2010.08.25 - security and web applications

few days ago i found out that filmweb, well-known Polish web site about the movies, has been hacked and about 700 thousands users' credentials have been stolen. about year ago other, well-known Polish site (namely wykop.pl) got similar problem. it's described in more details along with good-practices set on Piotr Konieczny's blog. what does connect both of them? well - interesting thing is that they both shown shame low security level: wykop.pl had test infrastructure that could be easily accessed from anywhere, as long as you knew where it was (which turned out to be quite simple to find out), filmweb.pl on the other hand uses MD5 for passwords… without any salt! this makes them extremely vulnerable to rainbow table attacks, and since you have so many of them – it gets even simpler!

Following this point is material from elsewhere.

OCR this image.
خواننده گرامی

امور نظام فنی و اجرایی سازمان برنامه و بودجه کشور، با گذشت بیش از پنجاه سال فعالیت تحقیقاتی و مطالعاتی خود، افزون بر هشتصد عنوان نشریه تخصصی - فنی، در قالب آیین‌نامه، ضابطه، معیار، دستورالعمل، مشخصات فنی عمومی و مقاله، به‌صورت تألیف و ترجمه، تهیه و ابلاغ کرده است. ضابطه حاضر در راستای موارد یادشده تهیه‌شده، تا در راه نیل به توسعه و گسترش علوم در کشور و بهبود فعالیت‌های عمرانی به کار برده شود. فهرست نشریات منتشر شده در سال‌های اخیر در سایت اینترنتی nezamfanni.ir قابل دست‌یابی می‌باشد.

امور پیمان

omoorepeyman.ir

another interesting issue is MD5 itself. since it has high rate of collisions, only ~half of output set is ever used it is common, but weak algorithm to use nowadays. if you still use MD5 you should shift to SHA* ASAP! see the complexity comparison of SHA* algorithms for details (for non-Polish readers: see the table – “kolizja” means “collision”). it shows that SHA1 is now below the bare minimum in commonly accepted cryptographical “security” definition (which is, according to the article, 80-bits).

there is one exception, however – MD5 is very fast, thus it can be used for very short-term data signing, like sessions. it is in fact one of the options for SSL/TLS encryption and it is still secure, since it's temporary keys usage in HMAC mode.